Mereka adalah lima nabi yang dipilih Allah dengan spesifikasi dan kualifikasi khusus untuk diberikan tugas berat. Dibandingkan dengan rasul lainnya memang beda, baik dari sisi konteks keumatan yang dihadapi maupun corak ajaran yang diembannya.
Nabi Nuh AS merupakan salah satu yang mendapatkan predikat tersebut. Allah mengujinya dengan kaum yang mayoritas mengufuri kenabiannya. Mereka lantas dimusnahkan, kecuali mereka yang ikut rombongan di dalam kapal Nabi Nuh. Tragis memang, satu kaum hancur oleh keangkuhan egonya. Betapa sulit amanah kerasulan yang diemban Nuh memulai kehidupan dari nol lagi bersama umatnya yang bertauhid.
Lain lagi dengan Ibrahim yang sejak muda telah bergelut dengan kemusyrikan. Tidak saja dia berhadapan dengan kaumnya yang membangkang, bahkan ayahnya sendiri juga menolak kebenaran yang dia bawa. Lebih lagi, penguasa zalim seperti Namrud ambil andil besar memusuhi eksistensi kenabiannya.
Kisah Ibrahim tidak berhenti di situ. Saat sudah usia lanjut, beliau belum juga mempunyai keturunan yang diharapkan kelak akan mewarisi perjuangannya.
Sebagaimana telah kita ketahui cobaan demi cobaan dari Yang Maha Agung datang bertubi-tubi menimpa dirinya beserta keluarganya. Belum pernah terjadi sebelumnya perintah kerasulan melibatkan seisi keluarga layaknya yang dialami Abu Rasul ini. Dari rahim istrinya, lahir keturunan nabi-nabi besar yang dipilih Tuhan dalam ulil azmi: Musa, Isa Al Masih, dan nabi penutup zaman, Muhammad Saw.

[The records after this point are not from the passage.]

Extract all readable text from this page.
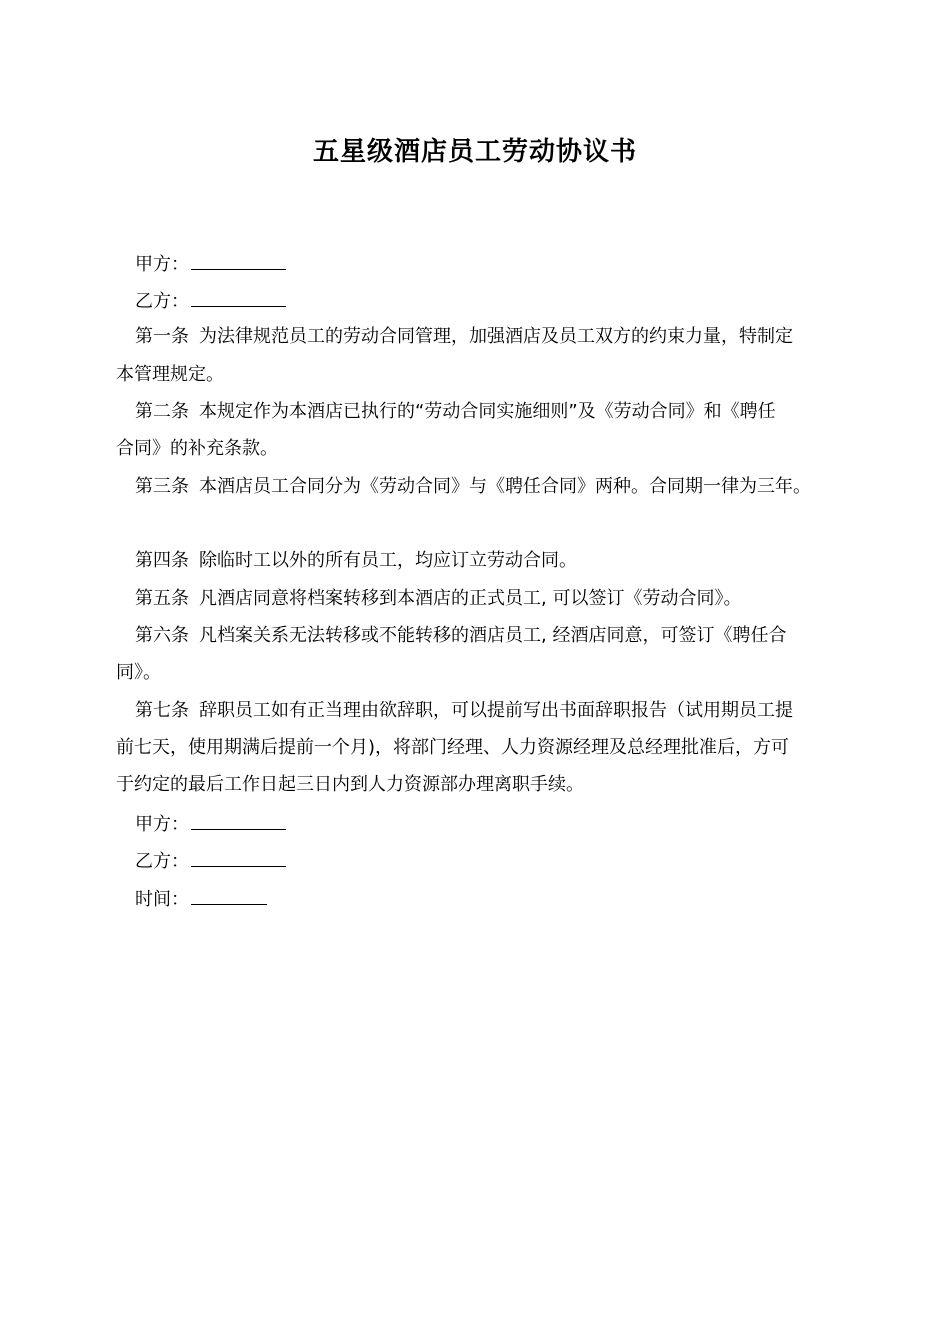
五星级酒店员工劳动协议书
甲方：
乙方：
第一条 为法律规范员工的劳动合同管理，加强酒店及员工双方的约束力量，特制定
本管理规定。
第二条 本规定作为本酒店已执行的“劳动合同实施细则”及《劳动合同》和《聘任
合同》的补充条款。
第三条 本酒店员工合同分为《劳动合同》与《聘任合同》两种。合同期一律为三年。
第四条 除临时工以外的所有员工，均应订立劳动合同。
第五条 凡酒店同意将档案转移到本酒店的正式员工, 可以签订《劳动合同》。
第六条 凡档案关系无法转移或不能转移的酒店员工, 经酒店同意，可签订《聘任合
同》。
第七条 辞职员工如有正当理由欲辞职，可以提前写出书面辞职报告（试用期员工提
前七天，使用期满后提前一个月)，将部门经理、人力资源经理及总经理批准后，方可
于约定的最后工作日起三日内到人力资源部办理离职手续。
甲方：
乙方：
时间：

Sejarah Musa menorehkan heroik kepahlawanan menentang keangkamurkaan manusia durjana yang paripurna, Fir’aun. Film The Ten Commandement menggambarkan Musa bersama kaumnya dikejar Fir’aun dan pasukannya. Visual effect yang apik membuat bioskop ini menggetarkan hati. Meski video tersebut merupakan penggambaran versi Yahudi, namun cukup enak ditonton. Di bagian akhir, tergambar tangan-tangan Tuhan menolong hamba-Nya yang memperjuangankan kebenaran.
Kehidupan Isa Al-Masih tak kalah tragisnya. Sejak di dalam rahim Ibunda Siti Maryam a.s. nan suci, sudah di-bully habis-habisan. Ketika lahir pun, Si orok yang masih merah itu ditanya tanpa mengindahkan akal sehat. “Anak siapa kamu ini?” ledek mereka. Dengan qadaratullah si jabang bayi mampu menjawab, “Aku Isa Al Masih putra Siti Maryam.”
Dalam perjalanan hidupnya, pembawa risalah itu diburu kaumnya karena tidak dipercaya sebagai utusan langit. Meski mengantongi mukjizat yang penuh keajaiban tetap saja keberadaannya disangkal. Salah seorang muridnya berkhianat membocorkan persembunyian gurunya. Dengan izin Allah Azza Wajalla, wajah si pendurhaka itu diserupakan mukanya seperti Isa Al Masih. Jadilah ia yang disalib bangsa Nazareth.